Goals can help you prioritize what’s most important and avoid feeling overwhelmed or overworked, suggests Dr. Fulton. “But keep them flexible and in line with your goals and values—it’s not about being perfect. Ask yourself what you really want to achieve with your holiday plans and activities.”
For example, if your goal is to spend time with your children or grandchildren and share some family traditions with them, remember holidays and traditions change and grow over time. Choose those that are key to hold onto, but be open to creating new ones too.
Conflict (and potential conflict) is a major source of stress during the holidays. One of the simplest ways to avoid conflict is to set a time limit on certain social events and be clear about those limits: “Thank you so much for inviting us, but we can only stay for two hours.”
In some cases, says Dr. Fulton, simply say you cannot attend. “Remember that whenever you say yes to one thing, you are saying no to something else, such as some needed relaxation time or exercise or time just with your immediate family.”
A holiday party or dinner may not be the best time to work out a longstanding conflict with a loved one, so perhaps delay loaded conversations like that for another time. Remember that the other person is also likely dealing with holiday stress, blues and frustration as well.
Dr. Fulton’s advice is simple: “Try to ensure your 50 per cent of the conversation is pleasant and kind, even if the other 50 per cent is perhaps not as kind as you might like. With disagreements, focus instead on what you and your family have in common. Express gratitude and appreciation. Give thanks.”
One of the biggest sources of sadness this time of year is the loss of loved ones, including those we’re separated from. Give yourself permission to mourn or feel sad about their absence.
“It’s okay to mourn their loss and feel sad about that,” explains Dr. Fulton. “Don’t criticize yourself for missing that person and feeling sad. At the same time don’t feel guilty if you do have moments of joy. Those emotions are all okay and to be expected. There are no ‘shoulds’ in grief.”

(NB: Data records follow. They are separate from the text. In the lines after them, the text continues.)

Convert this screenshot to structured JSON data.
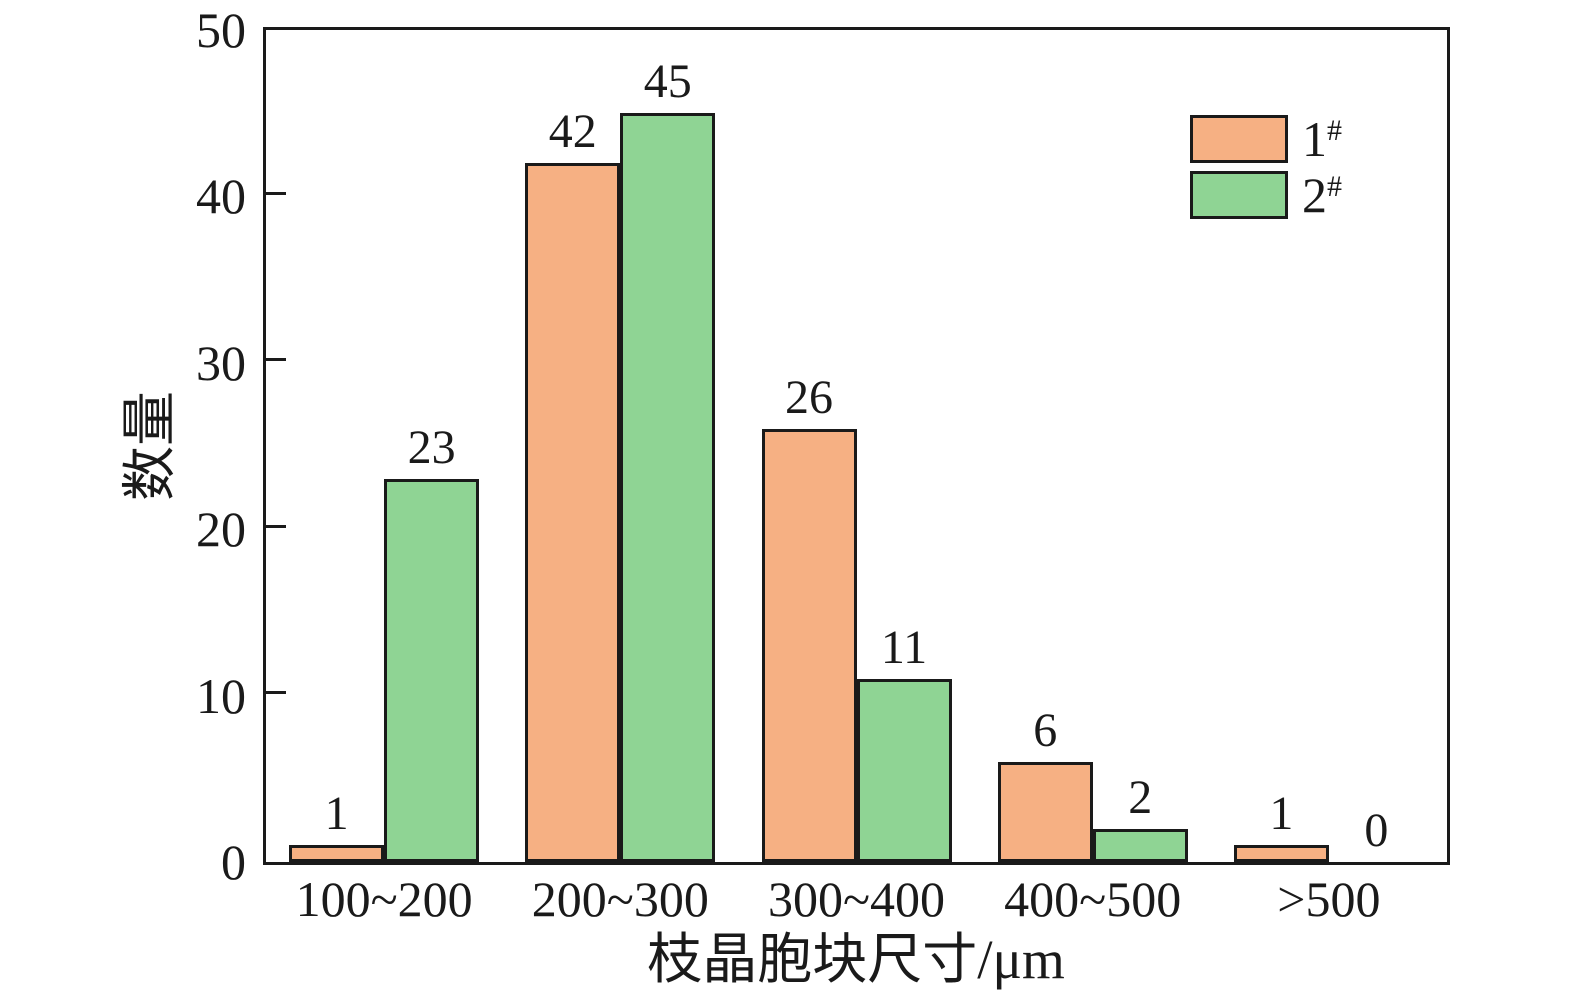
{
  "figure": {
    "background": "#ffffff",
    "text_color": "#1a1a1a",
    "axis_color": "#1a1a1a"
  },
  "chart_data": {
    "type": "bar",
    "title": "",
    "categories": [
      "100~200",
      "200~300",
      "300~400",
      "400~500",
      ">500"
    ],
    "series": [
      {
        "name": "1#",
        "label_base": "1",
        "label_sup": "#",
        "color": "#F6B083",
        "values": [
          1,
          42,
          26,
          6,
          1
        ]
      },
      {
        "name": "2#",
        "label_base": "2",
        "label_sup": "#",
        "color": "#8FD494",
        "values": [
          23,
          45,
          11,
          2,
          0
        ]
      }
    ],
    "xlabel": "枝晶胞块尺寸/μm",
    "ylabel": "数量",
    "ylim": [
      0,
      50
    ],
    "yticks": [
      0,
      10,
      20,
      30,
      40,
      50
    ],
    "bar_edge_color": "#1a1a1a",
    "value_labels": true,
    "grid": false,
    "legend_position": "upper right"
  }
}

Often people find it helpful to have a special tradition or way to recognize the absence of a loved one, such as a special picture or candle.
Despite your best efforts, you may find yourself feeling persistently sad or anxious, plagued by physical complaints, unable to sleep, irritable and hopeless, and unable to face routine chores. If these feelings last for a while, don’t be afraid to talk to your doctor or a mental-health professional.